Nesse ponto entendemos, destarte, que deve prevalecer as disposições da Lei nº 13.979/2020, por se tratar de medida especial e temporária que busca o pleno enfrentamento à pandemia do coronavírus, de maneira que, sendo realizada a dispensa de licitação prevista pela Lei referida por uma empresa estatal, o contrato dela decorrente poderá não observar a alteração consensual admitida pela Lei das Estatais, de maneira que o acréscimo e/ou a supressão dos quantitativos poderão ser impostas pela Administração ao contratado no limite alargado de até 50% do valor inicialmente contratado. Mantem-se, contudo, a vedação à compensação, nos termos da Orientação Normativa 50 da Advocacia Geral da União[4] e da jurisprudência do Tribunal de Contas da União[5].

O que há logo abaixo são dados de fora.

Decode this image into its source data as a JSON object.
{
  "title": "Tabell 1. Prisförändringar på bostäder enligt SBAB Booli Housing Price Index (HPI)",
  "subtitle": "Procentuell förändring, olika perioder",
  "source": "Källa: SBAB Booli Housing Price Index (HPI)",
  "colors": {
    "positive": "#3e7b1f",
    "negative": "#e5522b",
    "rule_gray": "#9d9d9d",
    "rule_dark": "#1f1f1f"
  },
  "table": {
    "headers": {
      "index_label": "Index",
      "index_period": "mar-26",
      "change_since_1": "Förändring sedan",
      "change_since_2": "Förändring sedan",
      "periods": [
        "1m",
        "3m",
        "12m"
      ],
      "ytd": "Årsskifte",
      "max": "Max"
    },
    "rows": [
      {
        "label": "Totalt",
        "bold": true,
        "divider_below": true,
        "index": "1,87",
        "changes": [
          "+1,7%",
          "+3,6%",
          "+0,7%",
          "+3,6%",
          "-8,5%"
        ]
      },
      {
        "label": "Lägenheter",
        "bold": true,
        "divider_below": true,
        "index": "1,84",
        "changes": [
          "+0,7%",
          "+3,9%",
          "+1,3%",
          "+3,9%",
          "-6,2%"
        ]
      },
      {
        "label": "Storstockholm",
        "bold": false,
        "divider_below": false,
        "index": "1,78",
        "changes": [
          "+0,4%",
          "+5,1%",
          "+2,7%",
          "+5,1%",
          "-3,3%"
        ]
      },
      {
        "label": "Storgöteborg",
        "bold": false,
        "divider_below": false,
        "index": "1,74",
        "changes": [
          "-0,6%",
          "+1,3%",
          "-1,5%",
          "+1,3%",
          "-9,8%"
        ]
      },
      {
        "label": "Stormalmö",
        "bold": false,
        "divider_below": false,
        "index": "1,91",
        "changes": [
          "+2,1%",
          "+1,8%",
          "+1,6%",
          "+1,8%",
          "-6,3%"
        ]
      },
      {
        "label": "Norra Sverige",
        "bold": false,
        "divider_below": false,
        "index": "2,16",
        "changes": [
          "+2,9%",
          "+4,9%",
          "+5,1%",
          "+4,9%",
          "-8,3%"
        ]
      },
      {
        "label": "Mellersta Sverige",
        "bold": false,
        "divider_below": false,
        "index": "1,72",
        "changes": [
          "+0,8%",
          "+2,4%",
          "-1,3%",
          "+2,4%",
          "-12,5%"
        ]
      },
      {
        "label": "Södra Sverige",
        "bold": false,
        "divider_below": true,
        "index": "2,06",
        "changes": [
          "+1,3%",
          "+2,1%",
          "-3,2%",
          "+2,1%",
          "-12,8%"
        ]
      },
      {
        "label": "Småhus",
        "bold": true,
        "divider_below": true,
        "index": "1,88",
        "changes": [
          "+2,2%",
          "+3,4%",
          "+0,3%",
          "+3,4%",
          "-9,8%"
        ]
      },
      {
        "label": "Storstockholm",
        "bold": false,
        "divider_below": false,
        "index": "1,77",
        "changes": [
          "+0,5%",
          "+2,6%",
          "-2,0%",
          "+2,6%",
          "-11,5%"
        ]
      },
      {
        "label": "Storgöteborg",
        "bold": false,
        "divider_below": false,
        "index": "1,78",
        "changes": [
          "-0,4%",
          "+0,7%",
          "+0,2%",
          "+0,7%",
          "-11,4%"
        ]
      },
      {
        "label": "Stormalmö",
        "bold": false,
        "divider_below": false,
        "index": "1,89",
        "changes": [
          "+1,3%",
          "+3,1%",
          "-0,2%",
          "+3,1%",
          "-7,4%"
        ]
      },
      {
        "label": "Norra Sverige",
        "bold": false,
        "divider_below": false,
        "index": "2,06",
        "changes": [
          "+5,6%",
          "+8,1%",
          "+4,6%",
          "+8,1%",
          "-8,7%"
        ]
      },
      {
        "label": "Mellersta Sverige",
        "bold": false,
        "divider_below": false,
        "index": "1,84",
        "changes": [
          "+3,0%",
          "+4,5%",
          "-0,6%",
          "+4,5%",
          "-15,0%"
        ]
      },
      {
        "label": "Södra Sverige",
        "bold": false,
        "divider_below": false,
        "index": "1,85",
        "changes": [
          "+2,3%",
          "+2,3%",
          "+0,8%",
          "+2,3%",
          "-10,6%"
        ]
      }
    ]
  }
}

É inegável que a edição da Lei nº 13.979/2020, e suas alterações introduzidas pela Medida Provisória nº 926/2020, revelou-se uma medida consciente e inovadora, no sentido de se relativizar procedimentos licitatórios e contratuais como forma de se buscar rápidos e eficientes efeitos nas contratações públicas que objetivam o enfrentamento da emergência de saúde pública decorrente do coronavírus, devendo essa relativização ser observada também no que tange à utilização da Lei pelas empresas estatais.

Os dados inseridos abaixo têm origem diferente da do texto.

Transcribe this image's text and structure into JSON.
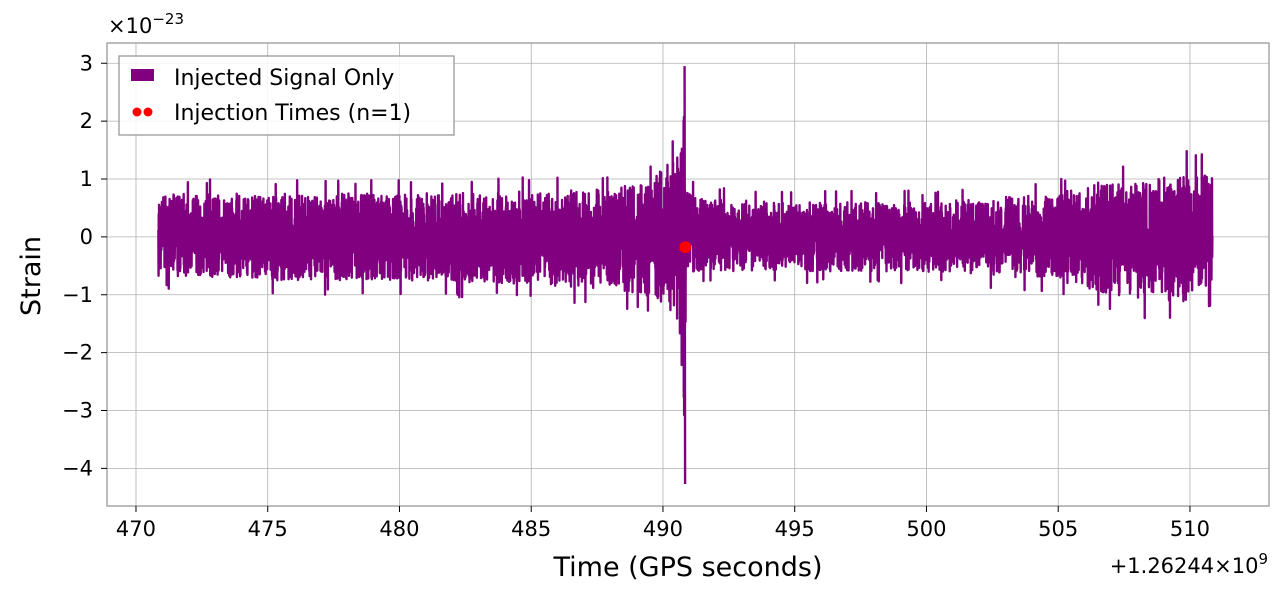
{
  "chart_data": {
    "type": "line",
    "xlabel": "Time (GPS seconds)",
    "ylabel": "Strain",
    "x_offset_label": "+1.26244×10",
    "x_offset_exponent": "9",
    "y_scale_label": "×10",
    "y_scale_exponent": "−23",
    "xlim": [
      468.9,
      513.0
    ],
    "ylim": [
      -4.65,
      3.35
    ],
    "xticks": [
      470,
      475,
      480,
      485,
      490,
      495,
      500,
      505,
      510
    ],
    "yticks": [
      3,
      2,
      1,
      0,
      -1,
      -2,
      -3,
      -4
    ],
    "ytick_labels": [
      "3",
      "2",
      "1",
      "0",
      "−1",
      "−2",
      "−3",
      "−4"
    ],
    "grid": true,
    "legend_position": "top-left",
    "series": [
      {
        "name": "Injected Signal Only",
        "kind": "line",
        "color": "#800080",
        "x_range": [
          470.85,
          510.85
        ],
        "envelope_x": [
          470.9,
          475,
          480,
          485,
          488,
          489.5,
          490.5,
          490.8,
          490.9,
          491.2,
          495,
          500,
          505,
          506.5,
          508,
          510,
          510.85
        ],
        "envelope_upper": [
          1.0,
          1.0,
          1.0,
          1.05,
          1.1,
          1.3,
          1.9,
          2.95,
          1.2,
          0.9,
          0.8,
          0.8,
          1.0,
          1.25,
          1.3,
          1.5,
          1.5
        ],
        "envelope_lower": [
          -0.9,
          -1.0,
          -1.0,
          -1.1,
          -1.2,
          -1.4,
          -1.8,
          -4.27,
          -1.1,
          -0.8,
          -0.8,
          -0.8,
          -1.0,
          -1.3,
          -1.5,
          -1.5,
          -1.2
        ]
      },
      {
        "name": "Injection Times (n=1)",
        "kind": "marker",
        "color": "#ff0000",
        "points": [
          {
            "x": 490.85,
            "y": -0.18
          }
        ]
      }
    ]
  }
}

Ante o exposto, entendemos que esses dois pontos, a exigência de certidões de habilitação e as alterações quantitativas dos contratos, devem ser observados com atenção pelas empresas públicas e sociedades de economia mista, especialmente com vistas a harmonizar a Lei nº 13.979/2020 com a Lei nº 13.303/2016 e seus regulamentos internos de licitações e contratos.
 

Renila Lacerda Bragagnoli
Advogada da Companhia de Desenvolvimento dos Vales do São Francisco e Parnaíba – Codevasf. Chefe da Unidade de Assuntos Administrativos (Consultivo) da Assessoria Jurídica.
Mestranda em Direito Administrativo e Administração Pública pela Universidade de Buenos Aires (UBA), Especialização em Políticas Públicas, Gestão e Controle da Administração pelo Instituto Brasileiro de Direito Público (IDP/DF).

Referências

BRAGAGNOLI, Renila Lacerda. Lei n.º 13.303/2016: reflexões pontuais sobre a lei das estatais [livro eletrônico]. Curitiba: Editora JML, 2019. Disponível em https://editora.jmlgrupo.com.br/

REIS, Luciano Elias; ALCÂNTARA, MarcusVinícius Reis de. Contratação Pública Extraordinária no Período do Coronavírus. Disponível em http://rcl.adv.br/site/contratacao-publica-extraordinaria-no-periodo-do-coronavirus-19-livreto-orientativo/


[1]Disponível em http://rcl.adv.br/site/contratacao-publica-extraordinaria-no-periodo-do-coronavirus-19-livreto-orientativo/
[2]BRAGAGNOLI, Renila Lacerda. Lei n.º 13.303/2016: reflexões pontuais sobre a lei das estatais [livro eletrônico]. Curitiba: Editora JML, 2019. Disponível em https://editora.jmlgrupo.com.br/
[3]BRAGAGNOLI, Renila Lacerda. Lei n.º 13.303/2016: reflexões pontuais sobre a lei das estatais [livro eletrônico]. Curitiba: Editora JML, 2019. Disponível em https://editora.jmlgrupo.com.br/

 

[4]Orientação Normativa AGU 50/2014: Os acréscimos e as supressões do objeto contratual devem ser sempre calculados sobre o valor inicial do contrato atualizado, aplicando-se a estas alterações os limites percentuais previstos no art. 65, § 1º, da Lei nº 8.666, de 1993, sem qualquer compensação entre si.
[5]Precedentes do Plenário: Acórdão nº 2.059/2013, Acórdão 1536/2016.